Un grave episodio di violenza è avvenuto ieri su un treno regionale in transito nella stazione di Barletta, dove una capotreno è stata aggredita. Secondo quanto riportato dai sindacati Filt Cgil, Fit Cisl, Uilt, Ugl Ferrovieri Fast e Orsa, la vittima è stata colpita con un violento calcio all’addome. Dopo essere stata trasferita al pronto soccorso, la donna è stata dimessa dall’ospedale.
In una nota congiunta, i rappresentanti dei lavoratori del settore hanno sottolineato come questo atto inaccettabile si aggiunga a una serie di recenti aggressioni verificatesi in Puglia. “Le Organizzazioni Sindacali esprimono solidarietà e vicinanza ai lavoratori vittime di questi drammatici episodi che testimoniano un ‘trend’ in crescita”, si legge nel comunicato.

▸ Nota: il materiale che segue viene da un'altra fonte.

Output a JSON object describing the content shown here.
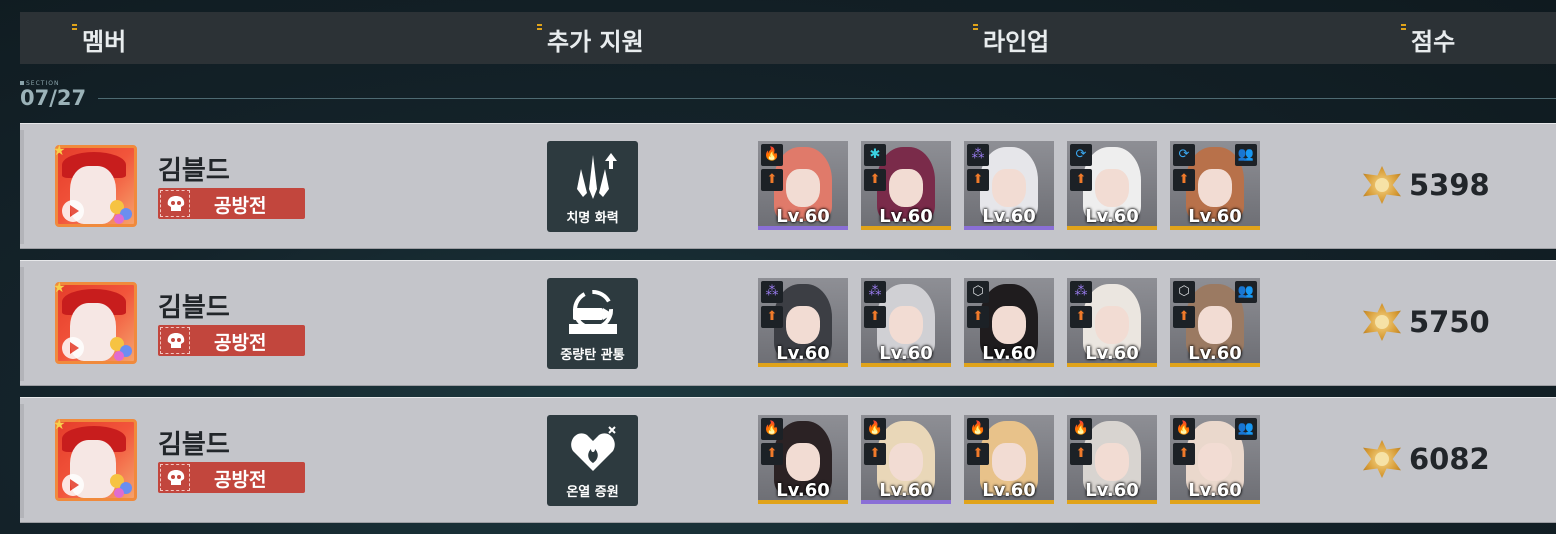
{
  "header": {
    "col_member": "멤버",
    "col_support": "추가 지원",
    "col_lineup": "라인업",
    "col_score": "점수"
  },
  "section": {
    "label": "SECTION",
    "date": "07/27"
  },
  "rows": [
    {
      "member": {
        "name": "김블드",
        "badge": "공방전"
      },
      "support": {
        "label": "치명 화력",
        "icon": "critical-firepower-icon"
      },
      "lineup": [
        {
          "level": "Lv.60",
          "element": "fire",
          "rarity_color": "#8a6fd6"
        },
        {
          "level": "Lv.60",
          "element": "ice",
          "rarity_color": "#e0a31a"
        },
        {
          "level": "Lv.60",
          "element": "nexus",
          "rarity_color": "#8a6fd6"
        },
        {
          "level": "Lv.60",
          "element": "hydro",
          "rarity_color": "#e0a31a"
        },
        {
          "level": "Lv.60",
          "element": "hydro",
          "rarity_color": "#e0a31a",
          "support_unit": true
        }
      ],
      "score": "5398"
    },
    {
      "member": {
        "name": "김블드",
        "badge": "공방전"
      },
      "support": {
        "label": "중량탄 관통",
        "icon": "heavy-round-penetration-icon"
      },
      "lineup": [
        {
          "level": "Lv.60",
          "element": "nexus",
          "rarity_color": "#e0a31a"
        },
        {
          "level": "Lv.60",
          "element": "nexus",
          "rarity_color": "#e0a31a"
        },
        {
          "level": "Lv.60",
          "element": "physical",
          "rarity_color": "#e0a31a"
        },
        {
          "level": "Lv.60",
          "element": "nexus",
          "rarity_color": "#e0a31a"
        },
        {
          "level": "Lv.60",
          "element": "physical",
          "rarity_color": "#e0a31a",
          "support_unit": true
        }
      ],
      "score": "5750"
    },
    {
      "member": {
        "name": "김블드",
        "badge": "공방전"
      },
      "support": {
        "label": "온열 증원",
        "icon": "thermal-reinforcement-icon"
      },
      "lineup": [
        {
          "level": "Lv.60",
          "element": "fire",
          "rarity_color": "#e0a31a"
        },
        {
          "level": "Lv.60",
          "element": "fire",
          "rarity_color": "#8a6fd6"
        },
        {
          "level": "Lv.60",
          "element": "fire",
          "rarity_color": "#e0a31a"
        },
        {
          "level": "Lv.60",
          "element": "fire",
          "rarity_color": "#e0a31a"
        },
        {
          "level": "Lv.60",
          "element": "fire",
          "rarity_color": "#e0a31a",
          "support_unit": true
        }
      ],
      "score": "6082"
    }
  ],
  "colors": {
    "accent_gold": "#e0a31a",
    "badge_red": "#c2463d",
    "panel_dark": "#2d3a3f",
    "row_bg": "#c4c5ca"
  }
}
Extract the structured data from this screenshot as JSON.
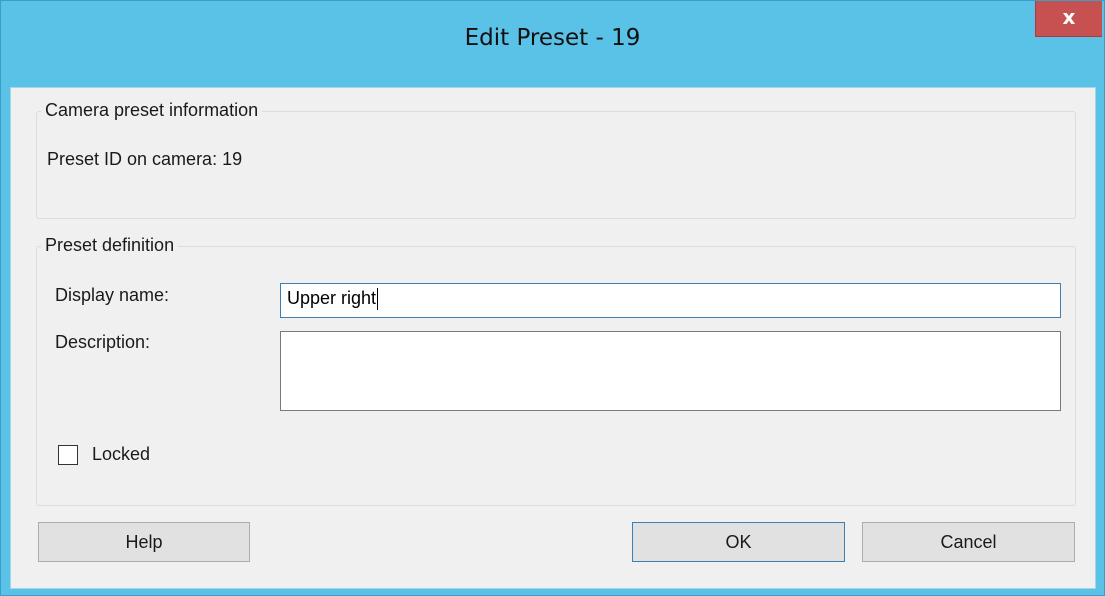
{
  "window": {
    "title": "Edit Preset - 19",
    "close_glyph": "x"
  },
  "camera_info": {
    "legend": "Camera preset information",
    "preset_id_text": "Preset ID on camera: 19"
  },
  "preset_definition": {
    "legend": "Preset definition",
    "display_name_label": "Display name:",
    "display_name_value": "Upper right",
    "description_label": "Description:",
    "description_value": "",
    "locked_label": "Locked",
    "locked_checked": false
  },
  "buttons": {
    "help": "Help",
    "ok": "OK",
    "cancel": "Cancel"
  },
  "colors": {
    "titlebar": "#5bc2e7",
    "close_button": "#c75050",
    "client_background": "#f0f0f0",
    "focus_border": "#3c7fb1"
  }
}
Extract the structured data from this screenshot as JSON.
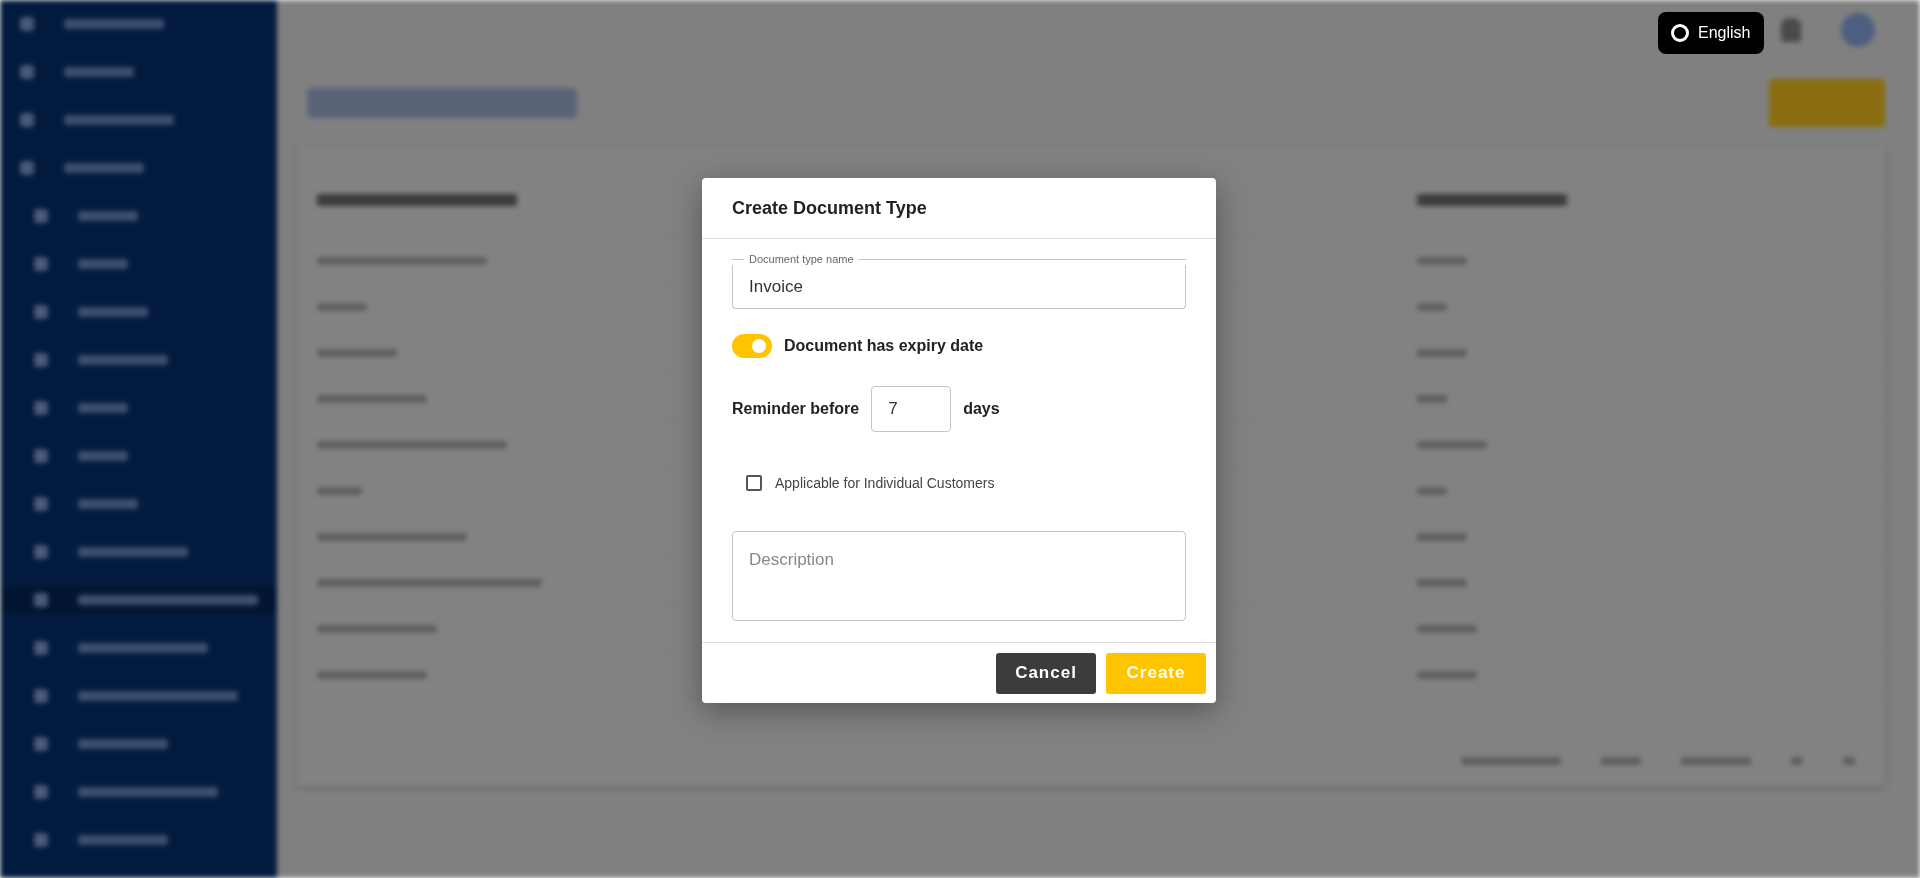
{
  "language_button": {
    "label": "English"
  },
  "dialog": {
    "title": "Create Document Type",
    "name_field": {
      "label": "Document type name",
      "value": "Invoice"
    },
    "expiry_toggle": {
      "label": "Document has expiry date",
      "on": true
    },
    "reminder": {
      "label": "Reminder before",
      "value": "7",
      "unit": "days"
    },
    "individual_checkbox": {
      "label": "Applicable for Individual Customers",
      "checked": false
    },
    "description_field": {
      "placeholder": "Description"
    },
    "buttons": [
      {
        "label": "Cancel",
        "kind": "secondary"
      },
      {
        "label": "Create",
        "kind": "primary"
      }
    ]
  }
}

Da tempo, Filt Cgil, Fit Cisl, Uiltrasporti Uil, Ugl Ferrovieri, SLM Fast Confsal e Or.S.A. Ferrovie condannano fermamente tali atti criminali, richiedendo l’apertura di un confronto a tutti i livelli. Le organizzazioni sindacali sollecitano le aziende del Gruppo Fs, le Prefetture e la Regione Puglia a intervenire con urgenza per contrastare e prevenire ulteriori episodi di violenza nelle aree ferroviarie e sui treni.
L’incidente di Barletta mette nuovamente in luce la crescente preoccupazione per la sicurezza del personale ferroviario e dei passeggeri sui treni regionali.